MNB
- Country: Mongolia
- Broadcast area: Mongolia Asia (via satellites)
- Headquarters: Ulaanbaatar, Mongolia

Programming
- Picture format: SECAM (576i) HDTV (1080i)

Ownership
- Owner: Mongolian National Broadcaster
- Sister channels: MNB Mongolian News MNB Sport HD MNB World

History
- Launched: March 14, 1951 (original) March 14, 1951 (experimental) March 14, 1952 (trial) March 14, 1953 (regular) September 27, 1967 (relaunch)
- Closed: April 1, 1964 (original)
- Former names: Mongolian National Television (MNTV)

Links
- Website: http://www.mnb.mn

= MNB (TV channel) =

Television channel of Mongolia

MNB, an onscreen brand of what is officially known as , shortened as МҮОНТ-1, Mongolian script: ᠮᠣᠩᠭᠣᠯ ᠬᠡᠯᠡᠨ ᠦ ᠦᠨᠳᠦᠰᠦᠲᠡᠨ ᠦ ᠨᠡᠶᠢᠲᠡ ᠶᠢᠨ ᠲᠧᠯᠧᠢᠰ ᠬᠣᠷᠢᠶ᠎ᠠ 1), is a television channel owned by the Mongolian National Broadcaster (MNB), the official, state-funded broadcaster in Mongolia. On average, the channel broadcasts for 17 hours a day, from 07:00 to midnight. MNB can be viewed worldwide on MNB's website.

==History==
The television station was built in 1948 with joint Soviet and Mongolian funding. On March 14, 1953, the Mongolian National Television started broadcasts, and with it started Mongolian TV Broadcasting. MNTV Ceased broadcasting in 1964. MNTV was reestablished in 1967. Coverage was limited to Ulan Bator with a relay in Darkhan being added shortly after. Satellite delivery began in 1970 when it joined the Orbita satellite, enabling a national expansion. At the time, Mongolian TV only broadcast three hours a day. Initially all programmes were broadcast live but in December 1971 the Mongolian TV studios opened and another important step towards improving the quality of the images and enabling the pre-recording of documentaries and short films was taken. This in turn enabled the broadcast schedule to become much more varied and entertaining. Since the 1980s Mongolian National Broadcaster began working with a new generation of equipment made in Japan, France and Soviet Union and this, along with a new TV centre being put into commission, made the transition to colour possible. The conversion was complete in December 1988.

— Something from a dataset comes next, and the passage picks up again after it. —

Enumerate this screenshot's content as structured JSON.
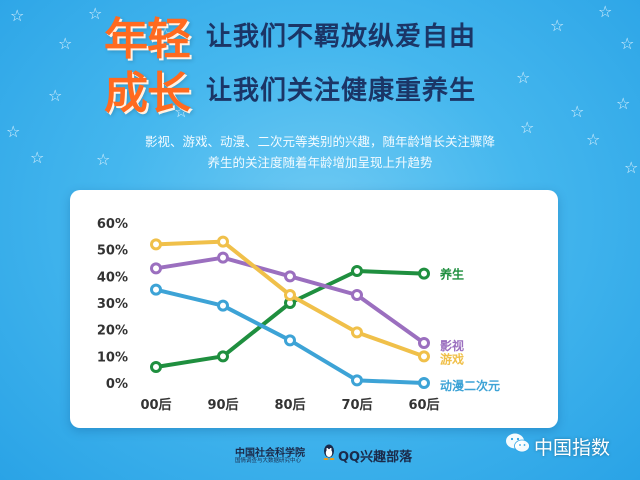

During communist rule, Mongol Television was a propaganda tool, showing a supposedly flawless Mongolia. It was the monopoly until the early-1990s, when it lost its monopoly to the private sector. Until 1992, it did not broadcast on all days of the week, viewers with Orbita's Intersputnik channel (which delivered programs from other Socialist countries and Cuba) had access to a seven-day service. Mongolian National Television, by contrast, broadcast four nights a week until 1986. The Soviet government built a new television center in 1988, enabling the improvement in broadcast hours and in infrastructure.

Until the mid-1980s, programs were only watched by a small percentage of the population but with the help of radio relay lines reception was extended. This development, coupled by the new television center and the rise of perestroika and glasnost in the USSR, led to new program genres appearing, including increased amounts of programs for children and youth. In 1991 it began broadcasting via the Asiasat satellite and this allowed its programs to be received in even the remotest parts of Mongolia. Today some 70% of the country's population watch the national TV channel.

In October 2000, MNTV moved the airtime of its evening news program Tsagiin Hürd (The Wheel of Time) from 9pm to 8pm, coinciding with Eagle TV's newscast. This came as part of a broader revamp of the channel, which also included a morning news service. Mongolian National Television was reorganized into the current MNB on January 27, 2005; the channel's name changed accordingly.

By the 2000s, after the arrival of democracy, MNB was still conservative. Forum, the country's biggest political talk show as of 2006, was financed by the Open Society Foundations, which helped democratize media in Mongolia.